Rationale: Cell Physiology is a writing-intensive (W) course designed to lay a strong foundation for both Biology and Biochemistry and Molecular Biology students in what is often their first upper-level science course. Although Cell Physiology already has an information literacy component, we would like to strengthen that aspect of the course. We intend to teach students how the various bioinformatic databases are integrated with bibliographic information that allows researchers to quickly educate themselves on a topic. In addition, we will address the concepts of the organization of information, and evaluation and use of information in the context of the Information Literacy Standards set out by the Association for College and Research Libraries.
Current course structure. Currently, the course features a semester-long grant-writing assignment in which students are introduced to a recently cloned gene from Paramecium and asked to develop a short grant proposal designed to determine the physiological role of the encoded protein. Integral to this project is the requirement that students quickly become proficient in finding relevant information and evaluating its suitability. In the past, the science librarian has provided a one-to-two hour instruction session focusing on the organization of scientific information and the use of relevant tools for accessing bibliographic information in the library. While such instruction sessions help students with basic concepts, they are never as useful as one would like because there is too much information to cover in too short a time period. Furthermore, these sessions focused only on bibliographic information and did not address the access of protein and gene sequence data that has become so important to modern biology. More recently, the course instructor has handled informational literacy training. The focus of this instruction has been on the specific skills needed to search PubMed and has not attempted to address broader information literacy competencies such as the structure of bibliographic information, bioinformatic databases, or efficient search strategies.
Proposed changes: To address these shortcomings, we propose restructuring the grant-writing assignment, breaking it into different components, each of which focuses on specific bioinformatic, bibliographic, and general information literacy competencies. Our preliminary thinking is that we might structure the series of assignments as follows:
Combined these assignments will help students to determine the information needed, to develop skill in accessing different kinds of information, and to evaluate the items retrieved for applicability to their research. Students will be required to incorporate the relevant information into their knowledge base in order to complete the grant proposal.

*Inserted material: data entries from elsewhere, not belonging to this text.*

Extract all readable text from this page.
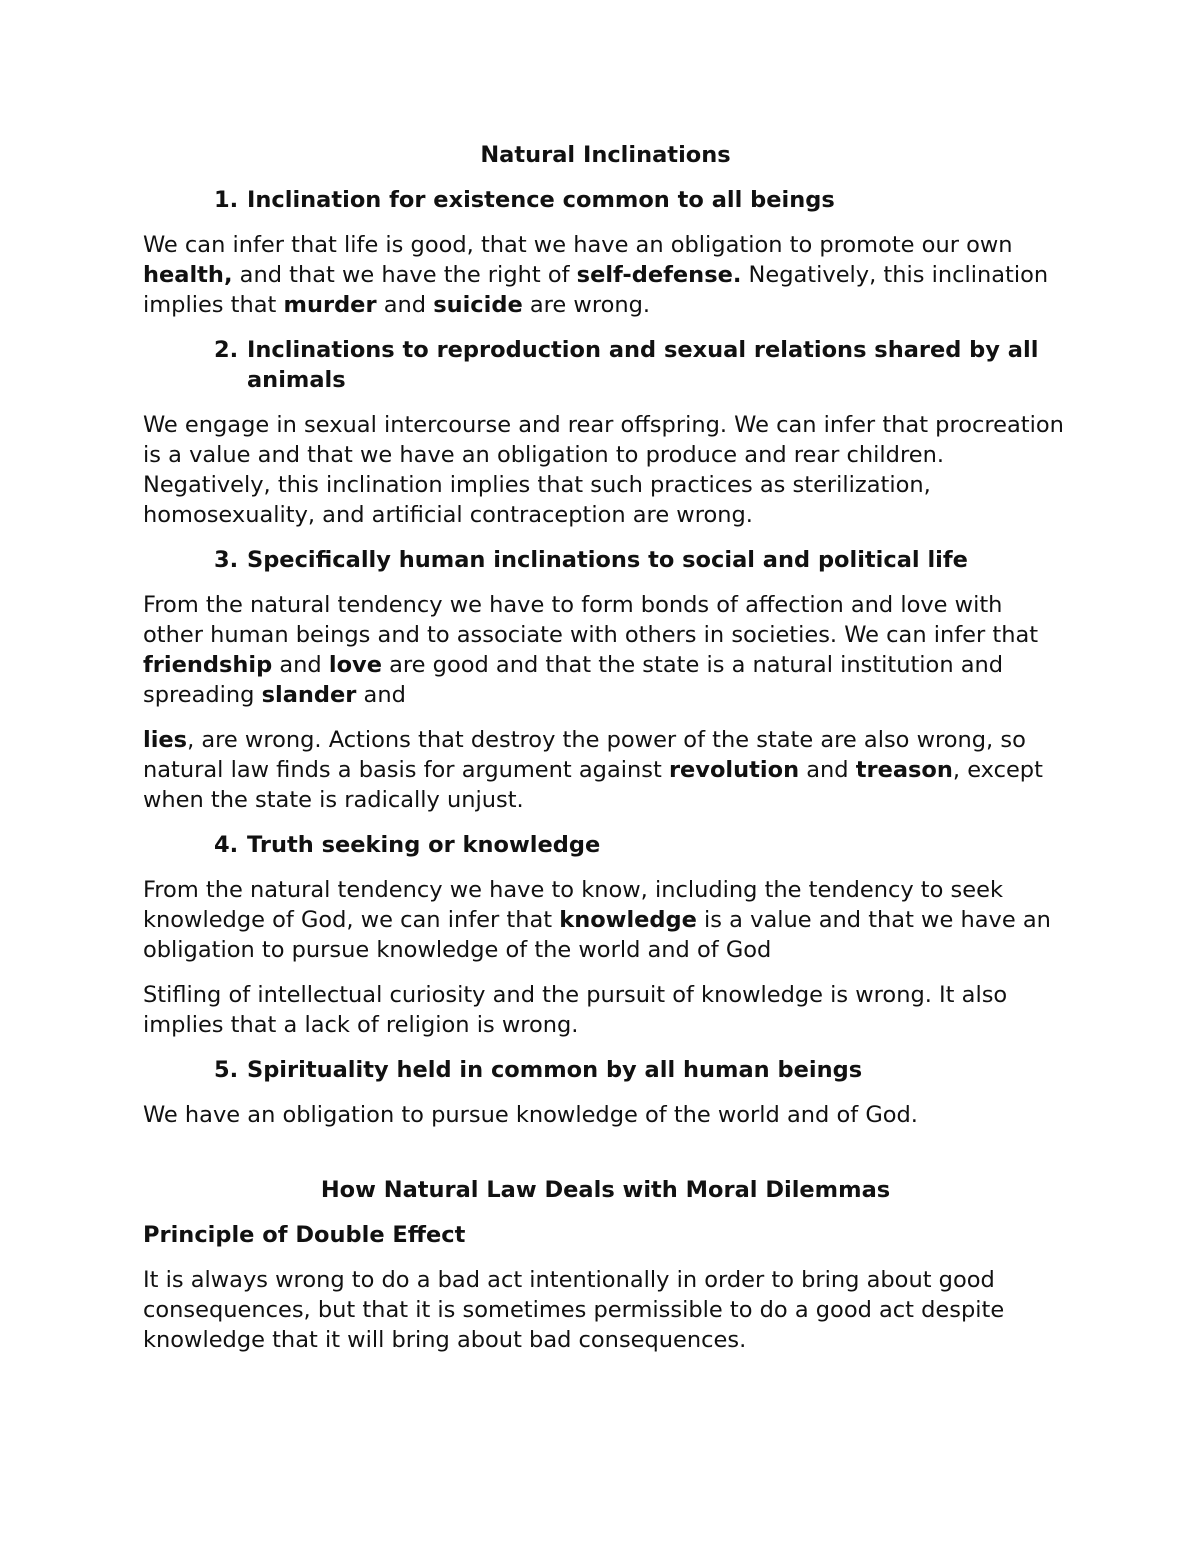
Natural Inclinations
1. Inclination for existence common to all beings

We can infer that life is good, that we have an obligation to promote our own health, and that we have the right of self-defense. Negatively, this inclination implies that murder and suicide are wrong.

2. Inclinations to reproduction and sexual relations shared by all animals

We engage in sexual intercourse and rear offspring. We can infer that procreation is a value and that we have an obligation to produce and rear children. Negatively, this inclination implies that such practices as sterilization, homosexuality, and artificial contraception are wrong.

3. Specifically human inclinations to social and political life

From the natural tendency we have to form bonds of affection and love with other human beings and to associate with others in societies. We can infer that friendship and love are good and that the state is a natural institution and spreading slander and

lies, are wrong. Actions that destroy the power of the state are also wrong, so natural law finds a basis for argument against revolution and treason, except when the state is radically unjust.

4. Truth seeking or knowledge

From the natural tendency we have to know, including the tendency to seek knowledge of God, we can infer that knowledge is a value and that we have an obligation to pursue knowledge of the world and of God

Stifling of intellectual curiosity and the pursuit of knowledge is wrong. It also implies that a lack of religion is wrong.

5. Spirituality held in common by all human beings

We have an obligation to pursue knowledge of the world and of God.

How Natural Law Deals with Moral Dilemmas
Principle of Double Effect

It is always wrong to do a bad act intentionally in order to bring about good consequences, but that it is sometimes permissible to do a good act despite knowledge that it will bring about bad consequences.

Web-based Tutorial: We plan to create a web site with a simple interactive tutorial addressing the concepts of information literacy and directing students to resources that are specifically relevant to Cell Physiology. The foundation for this tutorial will be resources already developed by the Timken Science Library staff, such as the Guide to Library Research in Biology. In addition to revising existing tutorials to focus specifically on Cell Physiology, new modules will be developed to provide information about specific databases and analyses needed for the assignments. Some of the tutorials will involve free software that will be downloaded and burned on a CD for students. This CD will also contain pdf files that describe the exercises and provide useful background information to the grant writing exercise.

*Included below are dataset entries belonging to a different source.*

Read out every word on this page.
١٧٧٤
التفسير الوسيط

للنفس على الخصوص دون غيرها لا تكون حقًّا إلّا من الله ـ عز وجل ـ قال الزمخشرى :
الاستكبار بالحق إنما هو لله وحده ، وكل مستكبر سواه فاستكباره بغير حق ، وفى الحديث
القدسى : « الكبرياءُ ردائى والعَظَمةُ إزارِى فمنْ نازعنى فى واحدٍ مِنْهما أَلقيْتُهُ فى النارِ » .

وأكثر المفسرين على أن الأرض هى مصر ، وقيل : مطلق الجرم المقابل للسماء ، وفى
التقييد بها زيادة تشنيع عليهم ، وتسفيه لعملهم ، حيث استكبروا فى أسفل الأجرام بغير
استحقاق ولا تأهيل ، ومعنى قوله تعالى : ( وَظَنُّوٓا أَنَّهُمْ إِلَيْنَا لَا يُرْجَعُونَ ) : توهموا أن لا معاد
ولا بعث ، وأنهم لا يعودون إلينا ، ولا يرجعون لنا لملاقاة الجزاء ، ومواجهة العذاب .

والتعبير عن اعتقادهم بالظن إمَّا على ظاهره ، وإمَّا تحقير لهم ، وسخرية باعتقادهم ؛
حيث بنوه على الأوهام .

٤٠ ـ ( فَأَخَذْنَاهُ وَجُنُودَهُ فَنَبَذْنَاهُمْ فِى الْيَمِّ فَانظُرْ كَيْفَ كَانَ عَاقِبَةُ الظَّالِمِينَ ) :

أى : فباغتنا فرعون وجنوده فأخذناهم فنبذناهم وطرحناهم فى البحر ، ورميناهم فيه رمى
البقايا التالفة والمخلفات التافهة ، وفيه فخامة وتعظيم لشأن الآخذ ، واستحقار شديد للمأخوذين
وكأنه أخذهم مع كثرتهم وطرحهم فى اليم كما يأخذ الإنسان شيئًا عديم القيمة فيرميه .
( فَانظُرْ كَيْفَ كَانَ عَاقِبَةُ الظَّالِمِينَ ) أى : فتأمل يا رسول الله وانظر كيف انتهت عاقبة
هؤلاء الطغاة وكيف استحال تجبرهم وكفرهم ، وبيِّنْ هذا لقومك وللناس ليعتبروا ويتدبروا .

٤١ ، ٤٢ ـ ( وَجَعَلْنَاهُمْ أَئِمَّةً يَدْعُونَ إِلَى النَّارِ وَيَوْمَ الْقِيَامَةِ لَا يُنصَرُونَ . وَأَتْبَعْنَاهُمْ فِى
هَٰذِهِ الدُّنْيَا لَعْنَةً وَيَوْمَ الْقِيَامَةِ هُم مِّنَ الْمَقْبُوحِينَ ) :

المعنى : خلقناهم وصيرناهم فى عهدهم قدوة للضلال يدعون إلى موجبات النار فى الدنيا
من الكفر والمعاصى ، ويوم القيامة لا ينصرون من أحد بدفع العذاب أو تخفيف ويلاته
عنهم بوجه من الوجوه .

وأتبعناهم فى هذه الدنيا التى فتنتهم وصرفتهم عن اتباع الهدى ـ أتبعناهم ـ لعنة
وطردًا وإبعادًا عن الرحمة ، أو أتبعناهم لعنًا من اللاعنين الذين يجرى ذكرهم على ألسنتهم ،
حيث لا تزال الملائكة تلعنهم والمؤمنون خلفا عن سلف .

Beyond Cell Physiology: Information literacy skills, both bibliographic and bioinformatic, are developed and strengthened cumulatively, with repeated exposure. We hope to build upon this project in future years by applying similar concepts, and adapting web-based tutorials for other courses, such as Techniques in Molecular Biology, Genetics, Development, Biochemistry I and II, and Neurobiology. In addition, we would like to take simple elements from this model to use in the introductory biology course, Introduction to the Biology of Cells (Biology 220).

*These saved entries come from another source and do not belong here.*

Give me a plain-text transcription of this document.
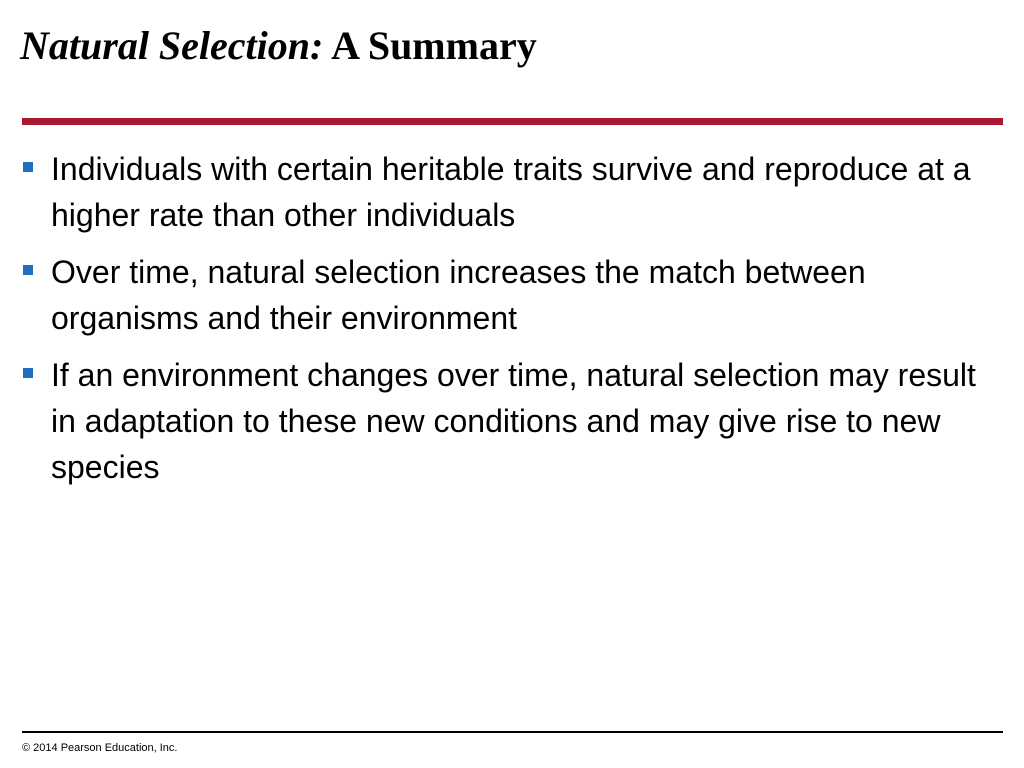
Natural Selection: A Summary
Individuals with certain heritable traits survive and reproduce at a higher rate than other individuals
Over time, natural selection increases the match between organisms and their environment
If an environment changes over time, natural selection may result in adaptation to these new conditions and may give rise to new species
© 2014 Pearson Education, Inc.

Assessment: Borrowing upon what has been done in Chemistry we will develop assessment tools necessary to determine what skills our students bring to the course and how their skills develop after taking this course. The grant assignment already involves weekly meetings which can be used as a means for monitoring students' progress as they complete each assignment. The completion of each assignment is a suitable form of class-embedded assessment since they will be performance based. And finally, the grant writing assignment is itself a great means for the assessment of student information literacy skills. However, it has not been evaluated for those aspects in the past. We will develop an appropriate scoring rubric for assessing the grant exercise for information literacy competencies.
Timeline: The development of the assignments and creation of supporting resources will occur primarily during the summer, with final revisions during the fall semester.